Quando fui eu pela última vez? Quando foi o último suspiro autêntico? Quando a lágrima foi minha e só minha? O que me atravessou e me lançou ao mar aberto? Sem saber o que fazer, como fazer? Afundar? Nadar sem rumo? Deixar-me levar pelas correntezas ou lutar? Quando foi a última vez que a decisão foi minha? Quem deixou que essas dores se instalassem e que, cada vez mais, eu sentisse menos como se eu fosse eu mesma? Quem permitiu que eu visse de fora - e não de dentro - os acontecimentos? E quem permitiu que algumas coisas acontecessem? Em que terreno foi plantada a dívida moral que me guia? (Guia? Orienta? Ou tortura?). Quais terras seriam férteis para outros pensamentos? Quando eu fui eu pela última vez? Na hora da briga? O grito sou eu? (no play, adam levine - can a song save your life?: "please see me").

segunda-feira, agosto 31, 2020

Saudades

a lágrima, a garganta, a falta. marcam no calendário dois anos. 24 meses sem sua presença. te queria aqui. ainda que fosse para só mais um único café da tarde.

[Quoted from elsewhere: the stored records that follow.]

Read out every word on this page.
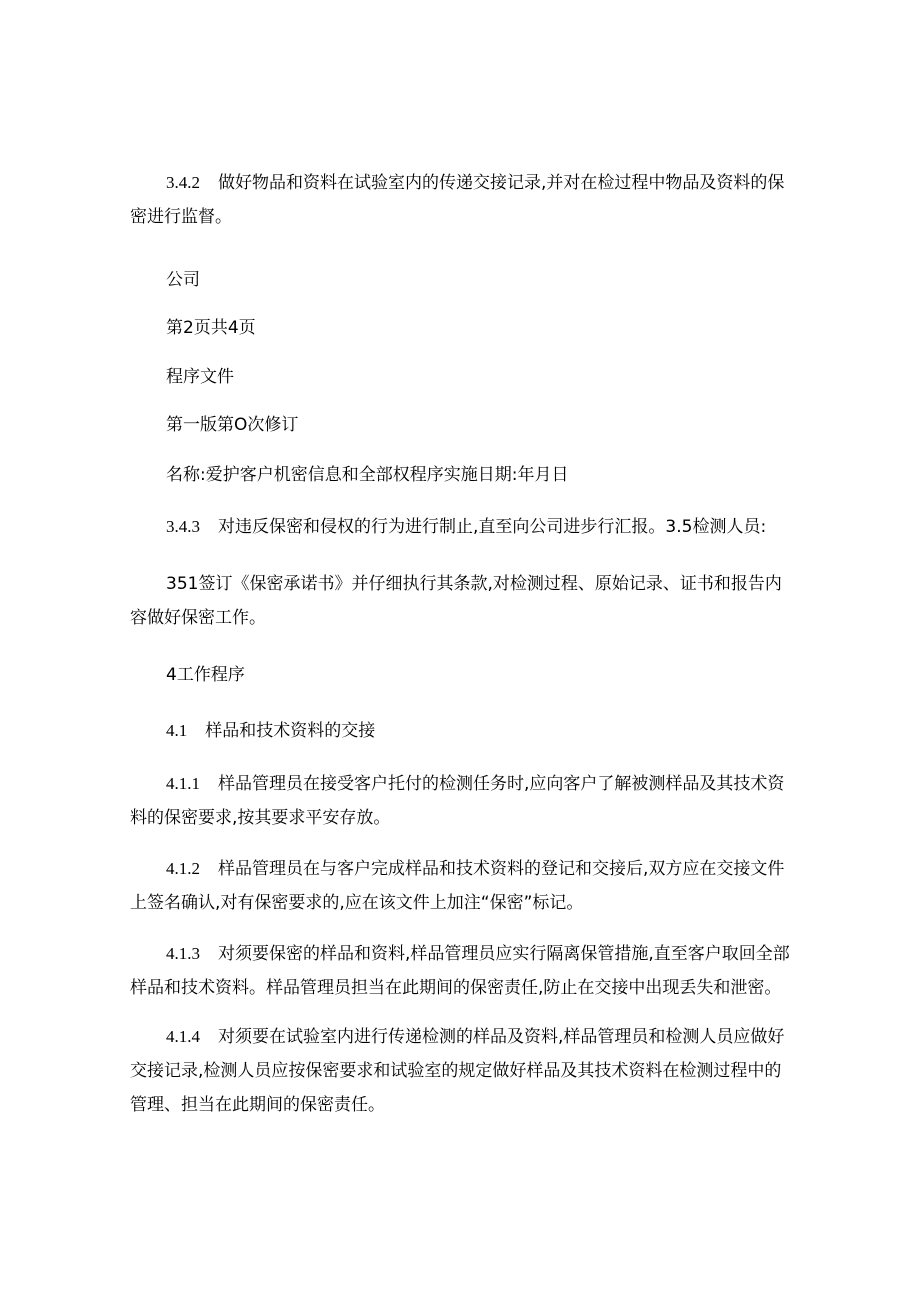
3.4.2 做好物品和资料在试验室内的传递交接记录,并对在检过程中物品及资料的保密进行监督。

公司

第2页共4页

程序文件

第一版第O次修订

名称:爱护客户机密信息和全部权程序实施日期:年月日

3.4.3 对违反保密和侵权的行为进行制止,直至向公司进步行汇报。3.5检测人员:

351签订《保密承诺书》并仔细执行其条款,对检测过程、原始记录、证书和报告内容做好保密工作。

4工作程序

4.1 样品和技术资料的交接

4.1.1 样品管理员在接受客户托付的检测任务时,应向客户了解被测样品及其技术资料的保密要求,按其要求平安存放。

4.1.2 样品管理员在与客户完成样品和技术资料的登记和交接后,双方应在交接文件上签名确认,对有保密要求的,应在该文件上加注“保密”标记。

4.1.3 对须要保密的样品和资料,样品管理员应实行隔离保管措施,直至客户取回全部样品和技术资料。样品管理员担当在此期间的保密责任,防止在交接中出现丢失和泄密。

4.1.4 对须要在试验室内进行传递检测的样品及资料,样品管理员和检测人员应做好交接记录,检测人员应按保密要求和试验室的规定做好样品及其技术资料在检测过程中的管理、担当在此期间的保密责任。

sexta-feira, agosto 28, 2020

Aniversário de namoro

As violências nos destroem de maneiras inimagináveis. Alguns pequenos gestos são ignoráveis. A gente deixa acontecer porque as demandas do mundo se sobrepõem. Porque sabemos que a violência vem de todos os lados. Ignorar é tentar manter-se sã. Depois, as feridas passam a abrir. E questionamos por que, em vez de pomada cicatrizante, antissépticos, mertiolate, a gente passa limão. Com sal. E elas se abrem ainda mais. E a gente arruma justificativas. Somos humanos, erramos, quem não erra? E a ferida não fecha. E vem o primeiro murro. E o primeiro roxo. E aí, as portas quebradas e a vida destroçada pelas entranhas. Parece que o mundo puxou de dentro o intestino e rasgou pela garganta. O sentimento é a vergonha. Depois, a gente tenta se ajustar como dá. Mede daqui, esconde dali, fala com ressalvas. Mas algumas coisas continuam: o afeto, o apoio, manter-se junto. Sempre. Promessas. Falácias contadas como quem debulha o milho. Um por um e, ao mesmo tempo, aos montes. O sentimento? A culpa. Nesse ponto, não tem mais volta, senhoras. Ignorar já não existe. Porque os gritos ecoam na esperança que a pessoa te ouça. Não é que alguém ouça. Aquela pessoa. Aquele sujeito. Aquele ser. Porque quer-se ser junto. Ainda. Mas não tem mais volta. No ar, a dúvida. E o caminho permanece tortuoso. Será que é inadequada? Será que não acerta? Quem se é no mundo senão o sujeito que não serve nem pra ser objeto. Abjeto. Não serve nem pra ser desprezível. O fim? Não se sabe. A dor caminha. A violência. A descrença em si. O não perdão. O que quer, fica bem claro, é que não se tenha ninguém, porque o outro não tem ninguém. A condição é a violência. A violência dilacera em pedaços que não sabíamos ser possível. Porque ela é a regra. É a medida. Do outro para ela. E de ela para o mundo. Nada será mais como podia ser.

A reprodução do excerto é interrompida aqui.